Следует признать, что потери эти по большей части невосполнимы. Тысячи вавилонских табличек, статуэток, кирпичей с надписями и цилиндрических печатей не только были разбиты кирками неумелых рабочих, но и безвозвратно утеряны по пути в Европу. Приведем два типичных случая таких потерь. В 1844 г. груз, составляющий две тысячи наименований скульптур и рельефов, посланный на плотах вниз по Тигру Эмилем Ботта, первым копателем ассирийского холма, полностью затонул в устье Шатт-эль-Араб из-за нападения речных пиратов или по недосмотру лиц, ответственных за его доставку во Францию. Так были утеряны плоды двухлетних раскопок, в том числе скульптуры и настенные барельефы из дворца царя Саргона в Хорасабаде. То же произошло и с 15 ящиками находок из древней Ниневии, которые Кристиан Рассам, представитель Генри Лэйярда на раскопках в Куюнджике, в 1851 г. отослал в Багдад. Ящики, как было принято в то время, сплавляли вниз по Тигру на плотах, и речные пираты, которым нужны были лишь древесина, железо и канаты, а вовсе не древние произведения искусства, просто сбросили ящики с ними в воду. Впоследствии их так и не нашли.

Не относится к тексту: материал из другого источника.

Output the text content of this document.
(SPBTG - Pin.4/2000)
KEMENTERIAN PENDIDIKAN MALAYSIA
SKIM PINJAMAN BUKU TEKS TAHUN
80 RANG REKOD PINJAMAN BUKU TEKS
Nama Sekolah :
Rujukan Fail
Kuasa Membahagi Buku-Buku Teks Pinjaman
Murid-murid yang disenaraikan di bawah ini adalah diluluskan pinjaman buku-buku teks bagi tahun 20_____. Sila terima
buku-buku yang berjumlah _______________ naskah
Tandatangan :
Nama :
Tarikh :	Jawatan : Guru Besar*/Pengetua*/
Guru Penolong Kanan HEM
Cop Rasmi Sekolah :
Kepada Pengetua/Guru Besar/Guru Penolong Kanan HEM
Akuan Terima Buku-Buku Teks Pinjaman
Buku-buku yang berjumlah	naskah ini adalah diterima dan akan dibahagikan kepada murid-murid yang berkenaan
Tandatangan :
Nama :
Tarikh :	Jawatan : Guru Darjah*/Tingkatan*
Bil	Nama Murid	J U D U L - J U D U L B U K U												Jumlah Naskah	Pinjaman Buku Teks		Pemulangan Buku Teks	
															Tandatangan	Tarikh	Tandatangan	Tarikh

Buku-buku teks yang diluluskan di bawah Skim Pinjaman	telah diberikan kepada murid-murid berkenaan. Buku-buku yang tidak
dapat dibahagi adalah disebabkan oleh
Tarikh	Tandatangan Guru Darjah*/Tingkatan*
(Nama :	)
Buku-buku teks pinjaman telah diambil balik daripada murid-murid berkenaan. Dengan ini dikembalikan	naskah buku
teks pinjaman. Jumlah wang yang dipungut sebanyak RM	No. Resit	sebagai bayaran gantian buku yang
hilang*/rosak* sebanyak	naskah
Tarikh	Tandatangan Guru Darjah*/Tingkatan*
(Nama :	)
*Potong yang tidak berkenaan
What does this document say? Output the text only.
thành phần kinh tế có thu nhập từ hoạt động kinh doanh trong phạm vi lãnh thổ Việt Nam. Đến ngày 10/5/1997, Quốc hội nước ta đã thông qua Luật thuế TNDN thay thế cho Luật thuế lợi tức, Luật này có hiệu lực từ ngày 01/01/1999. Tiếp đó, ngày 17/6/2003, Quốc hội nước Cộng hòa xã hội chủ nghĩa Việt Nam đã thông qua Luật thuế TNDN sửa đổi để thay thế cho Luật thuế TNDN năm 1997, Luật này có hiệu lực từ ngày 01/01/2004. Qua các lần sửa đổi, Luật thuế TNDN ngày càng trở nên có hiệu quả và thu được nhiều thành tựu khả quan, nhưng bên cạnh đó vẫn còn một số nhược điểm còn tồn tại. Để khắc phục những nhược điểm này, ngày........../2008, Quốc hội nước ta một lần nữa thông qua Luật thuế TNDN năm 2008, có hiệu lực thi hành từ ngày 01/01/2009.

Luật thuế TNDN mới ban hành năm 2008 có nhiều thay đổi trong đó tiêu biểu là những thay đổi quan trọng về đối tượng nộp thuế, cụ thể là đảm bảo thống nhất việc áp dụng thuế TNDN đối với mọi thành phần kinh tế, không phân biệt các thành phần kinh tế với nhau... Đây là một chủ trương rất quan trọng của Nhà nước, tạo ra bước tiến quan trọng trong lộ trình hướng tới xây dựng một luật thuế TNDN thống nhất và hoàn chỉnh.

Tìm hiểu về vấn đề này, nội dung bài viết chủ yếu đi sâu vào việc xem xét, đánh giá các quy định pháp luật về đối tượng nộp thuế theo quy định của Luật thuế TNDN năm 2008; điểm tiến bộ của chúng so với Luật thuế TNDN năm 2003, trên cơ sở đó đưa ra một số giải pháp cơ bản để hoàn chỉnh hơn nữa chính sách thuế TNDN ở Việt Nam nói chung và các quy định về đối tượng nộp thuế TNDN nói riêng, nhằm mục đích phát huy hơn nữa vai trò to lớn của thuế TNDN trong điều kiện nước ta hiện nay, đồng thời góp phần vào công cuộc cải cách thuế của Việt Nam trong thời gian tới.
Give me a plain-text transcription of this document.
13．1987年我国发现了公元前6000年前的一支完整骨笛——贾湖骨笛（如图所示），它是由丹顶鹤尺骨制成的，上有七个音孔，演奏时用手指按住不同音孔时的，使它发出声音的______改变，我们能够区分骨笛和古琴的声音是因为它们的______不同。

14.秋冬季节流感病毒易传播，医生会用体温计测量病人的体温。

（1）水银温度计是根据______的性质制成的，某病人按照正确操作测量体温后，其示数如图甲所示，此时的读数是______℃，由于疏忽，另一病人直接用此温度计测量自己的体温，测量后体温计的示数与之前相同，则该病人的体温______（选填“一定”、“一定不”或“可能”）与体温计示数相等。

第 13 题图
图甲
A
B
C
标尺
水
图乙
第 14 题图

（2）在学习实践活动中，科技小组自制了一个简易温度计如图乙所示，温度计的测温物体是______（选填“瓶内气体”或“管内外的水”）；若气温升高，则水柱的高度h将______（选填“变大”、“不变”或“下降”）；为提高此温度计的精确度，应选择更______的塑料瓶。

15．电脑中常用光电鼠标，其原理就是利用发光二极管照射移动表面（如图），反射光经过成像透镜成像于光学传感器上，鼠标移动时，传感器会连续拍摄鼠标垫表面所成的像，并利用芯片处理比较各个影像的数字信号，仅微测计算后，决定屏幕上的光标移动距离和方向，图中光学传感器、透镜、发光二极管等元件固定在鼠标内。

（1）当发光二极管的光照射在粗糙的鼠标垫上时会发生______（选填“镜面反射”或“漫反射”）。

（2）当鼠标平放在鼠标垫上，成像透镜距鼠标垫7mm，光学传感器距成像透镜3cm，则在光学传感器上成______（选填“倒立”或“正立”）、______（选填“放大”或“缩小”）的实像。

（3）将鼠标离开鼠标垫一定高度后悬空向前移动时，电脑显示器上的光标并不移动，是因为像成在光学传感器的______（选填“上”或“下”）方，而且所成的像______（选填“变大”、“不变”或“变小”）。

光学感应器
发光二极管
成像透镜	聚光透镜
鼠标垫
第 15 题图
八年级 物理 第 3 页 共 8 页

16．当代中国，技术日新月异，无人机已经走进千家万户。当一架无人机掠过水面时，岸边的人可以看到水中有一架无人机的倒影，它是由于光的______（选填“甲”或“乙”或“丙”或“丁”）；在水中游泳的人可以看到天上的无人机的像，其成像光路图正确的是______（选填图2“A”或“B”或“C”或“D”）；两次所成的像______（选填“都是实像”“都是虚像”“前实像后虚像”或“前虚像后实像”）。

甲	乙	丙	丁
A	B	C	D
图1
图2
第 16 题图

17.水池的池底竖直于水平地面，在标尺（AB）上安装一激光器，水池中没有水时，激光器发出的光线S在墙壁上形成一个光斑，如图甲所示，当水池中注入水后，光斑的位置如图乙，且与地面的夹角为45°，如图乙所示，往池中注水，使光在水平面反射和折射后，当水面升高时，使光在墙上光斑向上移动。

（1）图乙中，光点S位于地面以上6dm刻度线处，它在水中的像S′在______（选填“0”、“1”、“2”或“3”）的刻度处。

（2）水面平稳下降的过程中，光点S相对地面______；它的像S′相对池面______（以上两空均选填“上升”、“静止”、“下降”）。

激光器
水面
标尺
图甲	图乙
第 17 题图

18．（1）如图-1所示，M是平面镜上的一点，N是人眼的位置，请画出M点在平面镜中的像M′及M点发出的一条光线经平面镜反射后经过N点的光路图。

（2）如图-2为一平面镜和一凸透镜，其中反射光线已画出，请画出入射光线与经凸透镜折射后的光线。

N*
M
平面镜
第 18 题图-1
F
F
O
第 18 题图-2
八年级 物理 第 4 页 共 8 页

Но эти потери, хотя и весьма печальные, совершенно несравнимы с теми разрушениями, которые производили отряды рабочих, нанятых копателями из представителей местных племен. Предполагается даже, что вследствие энергичных «атак» на холмы, скрывающие дворцы царей и храмы богов, могли погибнуть целые библиотеки глиняных табличек. Такова была расплата за неуемный энтузиазм, с которым первые исследователи ринулись добывать экспонаты для национальных музеев своих стран. Именно такое поведение при первых раскопках и утрата не только бесценных памятников материальной культуры, но и важных исторических свидетельств, позволило египтологу Флиндерсу Петри охарактеризовать места раскопок середины XIX в. как «призрачные склепы погибших свидетельств».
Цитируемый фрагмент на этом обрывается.